Earlier she was carrying on like an actress and frightening us out of pure mischief ...’
‘It’s a good thing she picked on an idiot like him,’ Lizaveta Prokofyevna parried back in a whisper. Her daughter’s remark had come as a relief to her, all the same.
But the prince had heard himself being called an idiot, and he gave a start, though not because of that. He forgot the ‘idiot’ at once. In the crowd, however, not far from the place where he was sitting, somewhere at the side - he could not have pointed to the exact spot - a face, a pale face, with dark, curly hair, a familiar, very familiar smile and gaze - fleeted into view and disappeared. It was very possible that it was merely something he had imagined; of the whole vision all that remained to him was the impression of a crooked smile, a pair of eyes and the fancy light green tie the fleeting gentleman was wearing. Whether this gentleman had vanished in the crowd or slipped through into the park, the prince could also not have determined.
A moment later, however, he suddenly began to look around him quickly and anxiously; this first vision might be the harbinger and predecessor of a second vision. That must be certain. Had he really forgotten about a possible encounter when they set off for the park? To be sure, when he entered the park he seemed to be quite unaware that he was going there - such was his state of mind. If he had been able to be more attentive, he would have noticed a quarter of an hour earlier that Aglaya was also looking around her, apparently in some unease, from time to time, as though she were searching for something. Now that his own unease had become very noticeable, Aglaya’s agitation and anxiety had increased, and as soon as he looked back, she too looked round. The resolution of their anxious feelings soon ensued.

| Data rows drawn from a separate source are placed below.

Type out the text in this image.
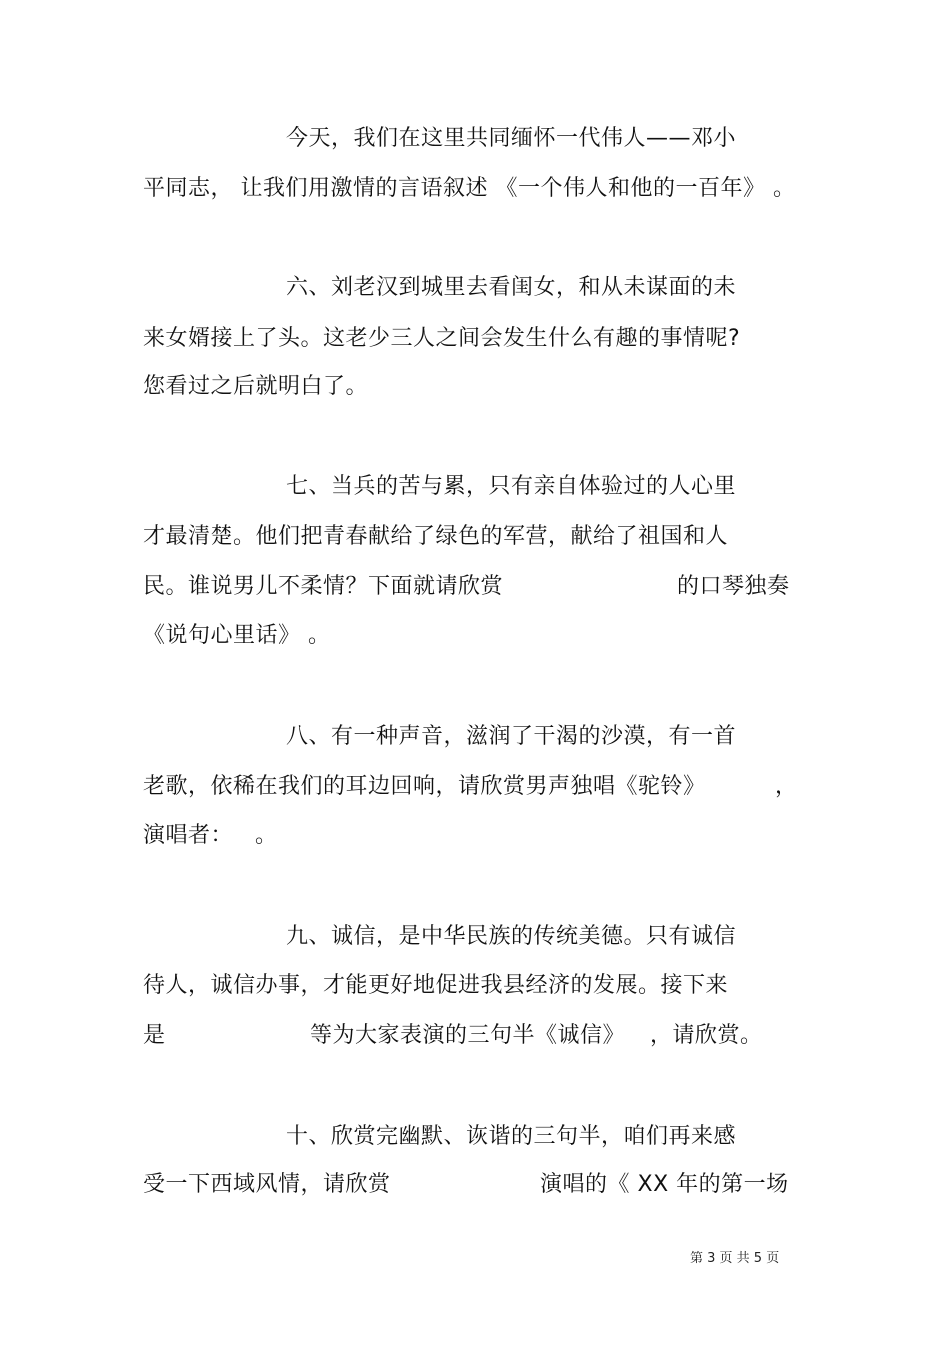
今天，我们在这里共同缅怀一代伟人——邓小
平同志， 让我们用激情的言语叙述 《一个伟人和他的一百年》 。
六、刘老汉到城里去看闺女，和从未谋面的未
来女婿接上了头。这老少三人之间会发生什么有趣的事情呢?
您看过之后就明白了。
七、当兵的苦与累，只有亲自体验过的人心里
才最清楚。他们把青春献给了绿色的军营，献给了祖国和人
民。谁说男儿不柔情？下面就请欣赏	的口琴独奏
《说句心里话》 。
八、有一种声音，滋润了干渴的沙漠，有一首
老歌，依稀在我们的耳边回响，请欣赏男声独唱《驼铃》	，
演唱者： 。
九、诚信，是中华民族的传统美德。只有诚信
待人，诚信办事，才能更好地促进我县经济的发展。接下来
是	等为大家表演的三句半《诚信》 ，请欣赏。
十、欣赏完幽默、诙谐的三句半，咱们再来感
受一下西域风情，请欣赏	演唱的《 XX 年的第一场
第 3 页 共 5 页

From the same side exit from the park, near which the prince and the whole Yepanchin company were sitting, a crowd of at least ten people suddenly appeared. At the head of the crowd were three women; two of them were wonderfully pretty, and there was nothing strange in the
fact that so many admirers were moving in their train. But about both admirers and women there was something peculiar, something not quite like the rest of the public that had gathered to hear the band. Almost everyone noticed them at once, but for the most part tried to pretend they did not see them at all, and only a few of the young people smiled at them as they spoke to one another in low voices. Not to see them at all was impossible: they were openly displaying themselves, talking loudly, laughing. One might have supposed that among them were many who were intoxicated, though some of them seemed to be dressed in smart and elegant costumes; but there were also people who looked very strange indeed, in strange clothes, with strangely excited faces; among them were several military men; there were some who were not young at all; there were those who were comfortably dressed, in wide and elegantly cut clothes, with rings and cuff-links, in magnificent coal-black wigs and side-whiskers and with particularly noble, though somewhat fastidious, expressions on their faces, but who are avoided like the plague in society. Among our suburban gatherings, of course, there are those people who are distinguished by their extraordinary propriety and who have a particularly good reputation; but even the most cautious man cannot constantly protect himself against a brick falling from the house next door. That brick was now preparing to fall on the decorous audience that had gathered to hear the band.